Franchising requires a balance of entrepreneurial risk-taking with adherence to a brand wide system. The system needs to be unique to draw customers but simple enough to be replicated across geographies. The brand needs to promise a reliable customer experience while entertaining innovations to keep mature customers interested while attracting new guests.

In 2017, most of the growth of U.S.-based franchisors was outside of the United States. Interestingly as well, few of the emerging franchise brands, and a plurality of the mature franchise brands have no locations outside of the United States. This demonstrates the untapped potential for many of these brands and viability of expanding U.S.-based brands overseas.

Food continues to lead the franchise categories, with reliable brands in quick service retail (QSR) leading the pack. Frozen custard is making a resurgence and new categories, like poke (rhymes with OK) are starting to franchise. Poke is raw fish salad targeting those who want alternative, fast and casual dining. The street food of Hawaii exploded when imported to Southern California, and now it’s a hot health food fad. Poke would join the recent fashion in bowl foods craved by millennials.

Franchising is being shaped by providing solutions to the stressed. Raising young children, caring for aging parents and establishing careers requires balancing and decision-making. Franchise business have exploded catering to these needs. No more regular childcare. Instead, your toddler is attending a swim lesson during the week at Goldfish Swim School. On alternative days, it is a play date at Gymboree Play & Music. Plenty of enrichment awaits the children as they mature. Math and reading educational franchises abound, with more fun with performance oriented music lessons at School of Rock. Busy parents no longer need to feed their kids at the QSR drive in lane. Franchised kitchens can prepare meals or meal ingredients in advance. Modern franchised businesses are geared to give the children every advantage and option available.

These societal shifts also create gaps in parenting roles now fulfilled by franchised businesses. No “lady of the house” remains home to answer the door to the salesperson as everyone has the opportunity to have a career. Consequently, the chores accomplished by one of the partners of the marriage are left undone or are now fulfilled by a franchised business. Franchised repair persons, plumbing, electric businesses are now on Main Street. Many franchised businesses are helping take care, relocating and staying with aging parents formerly cared for by the a married person who stayed home from work. The bubble of aging seniors, created by the baby boom, is guaranteed by demographics to be a continuing source of business by franchised companies. Those that use data strategically will be the companies that thrive.

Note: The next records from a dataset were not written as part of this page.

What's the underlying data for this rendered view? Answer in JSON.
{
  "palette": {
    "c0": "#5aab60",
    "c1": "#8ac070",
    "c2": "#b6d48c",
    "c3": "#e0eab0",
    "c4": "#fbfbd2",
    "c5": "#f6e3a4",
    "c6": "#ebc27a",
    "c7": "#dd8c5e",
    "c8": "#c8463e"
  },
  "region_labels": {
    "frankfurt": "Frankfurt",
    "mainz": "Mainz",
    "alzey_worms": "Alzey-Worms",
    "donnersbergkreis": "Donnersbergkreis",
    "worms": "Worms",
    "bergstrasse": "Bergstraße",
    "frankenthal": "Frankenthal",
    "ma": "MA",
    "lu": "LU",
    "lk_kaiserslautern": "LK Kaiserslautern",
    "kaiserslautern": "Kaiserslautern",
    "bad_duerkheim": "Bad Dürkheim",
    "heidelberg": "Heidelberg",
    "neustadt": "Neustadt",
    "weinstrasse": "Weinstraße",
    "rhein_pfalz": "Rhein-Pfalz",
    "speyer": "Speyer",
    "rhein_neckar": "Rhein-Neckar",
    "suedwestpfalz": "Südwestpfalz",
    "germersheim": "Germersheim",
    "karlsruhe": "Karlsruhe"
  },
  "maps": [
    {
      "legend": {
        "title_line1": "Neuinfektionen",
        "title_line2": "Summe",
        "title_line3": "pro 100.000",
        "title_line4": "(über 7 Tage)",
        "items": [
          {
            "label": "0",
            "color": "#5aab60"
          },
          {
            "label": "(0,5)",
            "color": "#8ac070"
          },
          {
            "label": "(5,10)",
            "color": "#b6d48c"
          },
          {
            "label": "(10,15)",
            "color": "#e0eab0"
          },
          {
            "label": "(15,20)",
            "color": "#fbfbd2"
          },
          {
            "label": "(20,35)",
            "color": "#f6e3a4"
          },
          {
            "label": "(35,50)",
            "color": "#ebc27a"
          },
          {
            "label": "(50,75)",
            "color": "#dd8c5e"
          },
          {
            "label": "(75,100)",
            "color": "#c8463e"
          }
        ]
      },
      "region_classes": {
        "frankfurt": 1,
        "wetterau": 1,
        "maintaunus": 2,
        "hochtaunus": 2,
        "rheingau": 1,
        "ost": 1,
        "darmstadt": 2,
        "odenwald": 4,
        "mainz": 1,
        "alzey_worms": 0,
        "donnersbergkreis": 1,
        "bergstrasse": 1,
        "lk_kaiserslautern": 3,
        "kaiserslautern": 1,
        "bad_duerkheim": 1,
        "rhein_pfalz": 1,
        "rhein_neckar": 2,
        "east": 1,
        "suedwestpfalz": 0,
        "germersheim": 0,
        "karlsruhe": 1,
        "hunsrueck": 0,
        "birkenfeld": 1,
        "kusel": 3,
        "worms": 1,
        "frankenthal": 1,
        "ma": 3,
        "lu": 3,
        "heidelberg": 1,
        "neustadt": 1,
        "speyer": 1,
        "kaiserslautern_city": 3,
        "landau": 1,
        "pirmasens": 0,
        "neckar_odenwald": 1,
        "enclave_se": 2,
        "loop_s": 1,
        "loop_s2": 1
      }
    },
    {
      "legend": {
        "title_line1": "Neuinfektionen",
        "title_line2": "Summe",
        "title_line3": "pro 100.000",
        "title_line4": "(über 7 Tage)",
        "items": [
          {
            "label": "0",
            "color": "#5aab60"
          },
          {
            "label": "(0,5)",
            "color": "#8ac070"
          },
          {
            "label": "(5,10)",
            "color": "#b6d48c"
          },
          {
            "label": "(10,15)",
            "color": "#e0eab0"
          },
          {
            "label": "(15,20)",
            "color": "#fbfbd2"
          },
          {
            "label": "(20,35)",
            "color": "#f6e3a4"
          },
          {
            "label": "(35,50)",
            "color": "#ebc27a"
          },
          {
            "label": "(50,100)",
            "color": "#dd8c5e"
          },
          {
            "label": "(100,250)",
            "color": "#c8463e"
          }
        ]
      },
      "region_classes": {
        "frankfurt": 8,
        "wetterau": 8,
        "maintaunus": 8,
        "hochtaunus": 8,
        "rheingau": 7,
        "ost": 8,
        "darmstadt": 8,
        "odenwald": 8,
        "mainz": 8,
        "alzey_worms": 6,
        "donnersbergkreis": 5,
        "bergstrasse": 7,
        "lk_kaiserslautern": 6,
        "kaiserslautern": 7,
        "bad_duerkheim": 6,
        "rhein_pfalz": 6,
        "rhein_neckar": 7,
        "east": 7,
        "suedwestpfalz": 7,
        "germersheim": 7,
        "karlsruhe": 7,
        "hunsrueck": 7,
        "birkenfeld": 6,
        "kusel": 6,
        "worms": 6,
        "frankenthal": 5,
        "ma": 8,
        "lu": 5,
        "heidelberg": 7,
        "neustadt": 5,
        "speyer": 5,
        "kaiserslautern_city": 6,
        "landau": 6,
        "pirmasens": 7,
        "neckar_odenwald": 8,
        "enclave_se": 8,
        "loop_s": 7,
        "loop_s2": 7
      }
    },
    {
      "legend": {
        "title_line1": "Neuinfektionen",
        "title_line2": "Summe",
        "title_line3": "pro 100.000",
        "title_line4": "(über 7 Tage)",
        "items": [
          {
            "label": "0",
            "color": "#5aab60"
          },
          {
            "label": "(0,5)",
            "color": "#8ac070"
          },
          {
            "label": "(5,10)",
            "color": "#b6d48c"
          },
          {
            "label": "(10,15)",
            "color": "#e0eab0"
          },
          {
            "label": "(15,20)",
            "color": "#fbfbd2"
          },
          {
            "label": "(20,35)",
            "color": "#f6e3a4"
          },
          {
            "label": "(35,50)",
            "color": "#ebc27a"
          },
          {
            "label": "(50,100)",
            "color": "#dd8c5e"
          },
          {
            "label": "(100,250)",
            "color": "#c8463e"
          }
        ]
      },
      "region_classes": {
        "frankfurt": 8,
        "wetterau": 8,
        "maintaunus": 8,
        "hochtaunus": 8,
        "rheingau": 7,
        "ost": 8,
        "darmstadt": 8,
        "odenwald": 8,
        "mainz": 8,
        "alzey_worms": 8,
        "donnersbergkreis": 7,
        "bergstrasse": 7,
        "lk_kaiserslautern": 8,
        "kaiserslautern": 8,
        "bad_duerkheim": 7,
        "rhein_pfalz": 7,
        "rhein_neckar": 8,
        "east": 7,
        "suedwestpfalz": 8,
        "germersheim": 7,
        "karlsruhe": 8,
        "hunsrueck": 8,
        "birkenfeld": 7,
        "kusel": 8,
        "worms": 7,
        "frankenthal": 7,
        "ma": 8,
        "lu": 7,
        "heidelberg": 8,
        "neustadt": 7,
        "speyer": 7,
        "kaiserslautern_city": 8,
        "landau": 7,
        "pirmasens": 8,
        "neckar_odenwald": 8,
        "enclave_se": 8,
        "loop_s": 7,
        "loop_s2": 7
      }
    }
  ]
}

Franchise companies are tracking their customers to keep them on track with their programs and to anticipate their future needs. Educational companies track the age of the parents, age of children, driving distance to potential locations, retail and educational spending habits. Companies catering to seniors use an age and income “heat map” to know where to concentrate their focus.

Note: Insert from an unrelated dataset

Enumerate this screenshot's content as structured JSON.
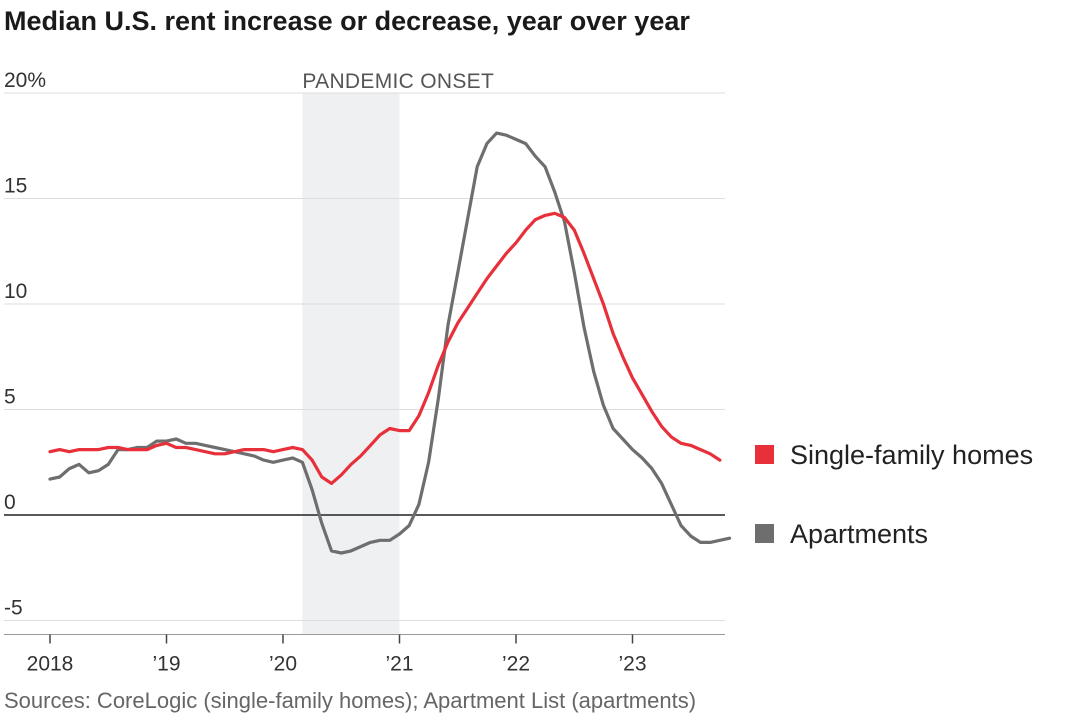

One area that may constrain franchising is the rise in interest of states to regulate the franchise relationships. Only 18 state regulate franchising in any way, and very few are tinkering with their existing statutory scheme. For that reason, it is interesting that two states that have very dense penetration by franchise companies have pending legislation that is intended to give franchisees more leverage against franchisors.

The “Protect Florida Small Business Act” would prohibit a franchisor from terminating or not renewing a franchise except for “good cause.” Good cause would be a material breach of the franchise agreement, which is not cured within 60 days, and gives at least 90 days’ notice of termination or nonrenewal. This cure and notice provision for material breaches would exceed any other statutory notice provisions for material breach and allow the franchisee to remain in material breach during the cure period. The Florida bill currently is under consideration in the Florida Senate. The New Jersey modification to the existing Franchise Practice Act would, among other things, eliminate “excessive damages” against franchisees, eliminate personal guarantees upon termination and virtually eliminate post-term noncompetition covenants, except in the county in which the franchise is located. Both the Florida and New Jersey bill would do more than just level the playing field in franchising, and for that reason, expect considerable opposition to these proposed laws.

Franchising is thriving because of a certain balance in the market and the economy. Enacting laws which unnecessarily tinker with that balance is probably unnecessary as enlightened courts can probably render justice better than legislative initiatives in this practice area.